POSTULATES I. The human body is composed of a number of individual parts, of diverse nature, each one of which is in itself extremely complex.

II. Of the individual parts composing the human body some are fluid, some soft, some hard.

III. The individual parts composing the human body, and consequently the human body itself, are affected in a variety of ways by external bodies.

IV. The human body stands in need for its preservation of a number of other bodies, by which it is continually, so to speak, regenerated.

V. When the fluid part of the human body is determined by an external body to impinge often on another soft part, it changes the surface of the latter, and, as it were, leaves the impression thereupon of the external body which impels it.

VI. The human body can move external bodies, and arrange them in a variety of ways.

PROPOSITIONS XIV. The human mind is capable of perceiving a great number of things, and is so in proportion as its body is capable of receiving a great number of impressions.

>>>>>Proof—The human body (by Post. iii. and vi.) is affected in very many ways by external bodies, and is capable in very many ways of affecting external bodies. But (II.xii.) the human mind must perceive all that takes place in the human body; the human mind is, therefore, capable of perceiving a great number of things, and is so in proportion, &c. Q.E.D.

XV. The idea, which constitutes the actual being of the human mind, is not simple, but compounded of a great number of ideas.

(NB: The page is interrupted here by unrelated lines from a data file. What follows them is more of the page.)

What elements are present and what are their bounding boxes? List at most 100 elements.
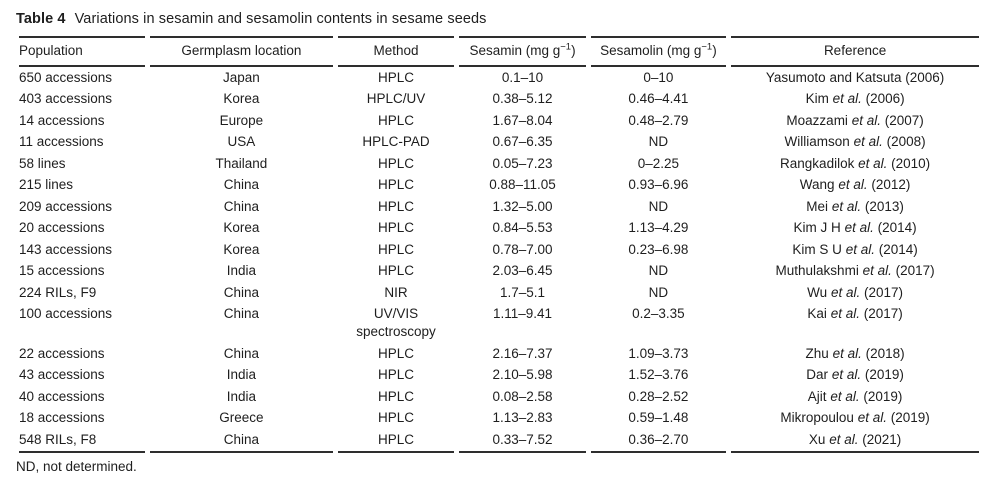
table-footnote: ND, not determined.: [16, 458, 137, 474]
cell-reference: Dar et al. (2019): [806, 367, 904, 382]
cell-sesamolin: 0.48–2.79: [628, 112, 689, 128]
data-table: Population Germplasm location Method Ses…: [14, 36, 984, 453]
cell-sesamolin: 0–10: [643, 69, 674, 85]
table-body: 650 accessions Japan HPLC 0.1–10 0–10 Ya…: [19, 67, 979, 453]
cell-method: HPLC: [377, 241, 414, 257]
cell-sesamin: 0.33–7.52: [459, 429, 586, 453]
cell-reference: Kim J H et al. (2014): [793, 220, 917, 235]
cell-sesamolin: 0.36–2.70: [590, 429, 727, 453]
cell-method: HPLC: [377, 263, 414, 278]
cell-sesamin: 0.88–11.05: [489, 177, 556, 192]
cell-germplasm-location: Korea: [223, 91, 260, 106]
cell-method: UV/VIS spectroscopy: [356, 306, 436, 339]
column-header-population: Population: [19, 36, 146, 67]
cell-sesamin: 1.67–8.04: [492, 112, 553, 128]
table-row: 548 RILs, F8 China HPLC 0.33–7.52 0.36–2…: [19, 429, 979, 453]
cell-method: HPLC/UV: [366, 91, 426, 106]
table-row: 22 accessions China HPLC 2.16–7.37 1.09–…: [19, 343, 979, 365]
cell-method: HPLC: [377, 367, 414, 382]
cell-germplasm-location: Korea: [223, 220, 260, 235]
cell-reference: Williamson et al. (2008): [784, 134, 926, 149]
cell-method: HPLC: [377, 410, 414, 425]
table-row: 20 accessions Korea HPLC 0.84–5.53 1.13–…: [19, 218, 979, 240]
table-caption: Variations in sesamin and sesamolin cont…: [74, 11, 487, 27]
cell-sesamolin: ND: [648, 284, 669, 300]
cell-sesamolin: 0.28–2.52: [628, 388, 689, 404]
cell-germplasm-location: China: [223, 198, 260, 214]
cell-method: NIR: [384, 284, 408, 300]
cell-population: 215 lines: [19, 177, 74, 192]
column-header-sesamolin: Sesamolin (mg g−1): [590, 36, 727, 67]
cell-reference: Wu et al. (2017): [807, 284, 903, 300]
cell-sesamolin: ND: [648, 198, 669, 214]
cell-sesamolin: 0.59–1.48: [628, 410, 689, 425]
cell-germplasm-location: China: [223, 345, 260, 361]
cell-reference: Kai et al. (2017): [807, 306, 903, 321]
cell-population: 14 accessions: [19, 112, 105, 128]
cell-sesamolin: 0–2.25: [637, 155, 680, 171]
cell-reference: Wang et al. (2012): [799, 177, 911, 192]
cell-reference: Mei et al. (2013): [806, 198, 904, 214]
column-header-reference: Reference: [731, 36, 979, 67]
table-row: 215 lines China HPLC 0.88–11.05 0.93–6.9…: [19, 175, 979, 197]
table-row: 209 accessions China HPLC 1.32–5.00 ND M…: [19, 196, 979, 218]
cell-method: HPLC: [377, 220, 414, 235]
cell-reference: Rangkadilok et al. (2010): [780, 155, 931, 171]
cell-sesamolin: 1.13–4.29: [628, 220, 689, 235]
cell-reference: Zhu et al. (2018): [805, 345, 905, 361]
cell-germplasm-location: India: [226, 388, 257, 404]
table-row: 14 accessions Europe HPLC 1.67–8.04 0.48…: [19, 110, 979, 132]
cell-population: 100 accessions: [19, 306, 113, 321]
cell-method: HPLC: [377, 155, 414, 171]
cell-sesamin: 0.78–7.00: [492, 241, 553, 257]
cell-sesamin: 1.13–2.83: [492, 410, 553, 425]
cell-germplasm-location: Greece: [219, 410, 264, 425]
cell-reference: Xu et al. (2021): [731, 429, 979, 453]
cell-sesamin: 1.7–5.1: [499, 284, 546, 300]
cell-germplasm-location: India: [226, 367, 257, 382]
table-row: 143 accessions Korea HPLC 0.78–7.00 0.23…: [19, 239, 979, 261]
cell-germplasm-location: USA: [227, 134, 256, 149]
column-header-method: Method: [337, 36, 455, 67]
cell-sesamin: 0.05–7.23: [492, 155, 553, 171]
cell-population: 15 accessions: [19, 263, 105, 278]
cell-sesamin: 2.16–7.37: [492, 345, 553, 361]
cell-germplasm-location: China: [223, 284, 260, 300]
cell-method: HPLC: [377, 345, 414, 361]
table-row: 43 accessions India HPLC 2.10–5.98 1.52–…: [19, 365, 979, 387]
table-row: 18 accessions Greece HPLC 1.13–2.83 0.59…: [19, 408, 979, 430]
cell-population: 209 accessions: [19, 198, 113, 214]
cell-sesamin: 1.32–5.00: [492, 198, 553, 214]
table-header: Population Germplasm location Method Ses…: [19, 36, 979, 67]
cell-method: HPLC: [377, 177, 414, 192]
cell-population: 58 lines: [19, 155, 66, 171]
cell-method: HPLC: [337, 429, 455, 453]
cell-sesamolin: 1.09–3.73: [628, 345, 689, 361]
table-title: Table 4 Variations in sesamin and sesamol…: [16, 11, 984, 27]
cell-germplasm-location: Thailand: [215, 155, 268, 171]
cell-sesamin: 0.38–5.12: [492, 91, 553, 106]
cell-method: HPLC: [377, 69, 414, 85]
cell-sesamin: 0.67–6.35: [492, 134, 553, 149]
table-row: 11 accessions USA HPLC-PAD 0.67–6.35 ND …: [19, 132, 979, 154]
cell-germplasm-location: Europe: [219, 112, 264, 128]
cell-population: 22 accessions: [19, 345, 105, 361]
cell-method: HPLC: [377, 388, 414, 404]
column-header-sesamin: Sesamin (mg g−1): [459, 36, 586, 67]
cell-population: 403 accessions: [19, 91, 113, 106]
cell-sesamin: 0.08–2.58: [492, 388, 553, 404]
column-header-germplasm-location: Germplasm location: [150, 36, 333, 67]
cell-sesamin: 2.03–6.45: [492, 263, 553, 278]
cell-germplasm-location: Korea: [223, 241, 260, 257]
table-row: 15 accessions India HPLC 2.03–6.45 ND Mu…: [19, 261, 979, 283]
cell-reference: Mikropoulou et al. (2019): [780, 410, 930, 425]
cell-germplasm-location: Japan: [222, 69, 260, 85]
table-row: 224 RILs, F9 China NIR 1.7–5.1 ND Wu et …: [19, 282, 979, 304]
cell-reference: Yasumoto and Katsuta (2006): [765, 69, 945, 85]
cell-sesamin: 1.11–9.41: [492, 306, 553, 321]
header-row: Population Germplasm location Method Ses…: [19, 36, 979, 67]
cell-germplasm-location: India: [226, 263, 257, 278]
cell-population: 20 accessions: [19, 220, 105, 235]
cell-method: HPLC: [377, 112, 414, 128]
superscript: −1: [560, 41, 572, 53]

>>>>>Proof—The idea constituting the actual being of the human mind is the idea of the body (II. xiii.), which (Post. i.) is composed of a great number of complex individual parts. But there is necessarily in God the idea of each individual part whereof the body is composed (II. viii. Cor.); therefore (II. vii.), the idea of the human body is composed of each of these numerous ideas of its component parts. Q.E.D.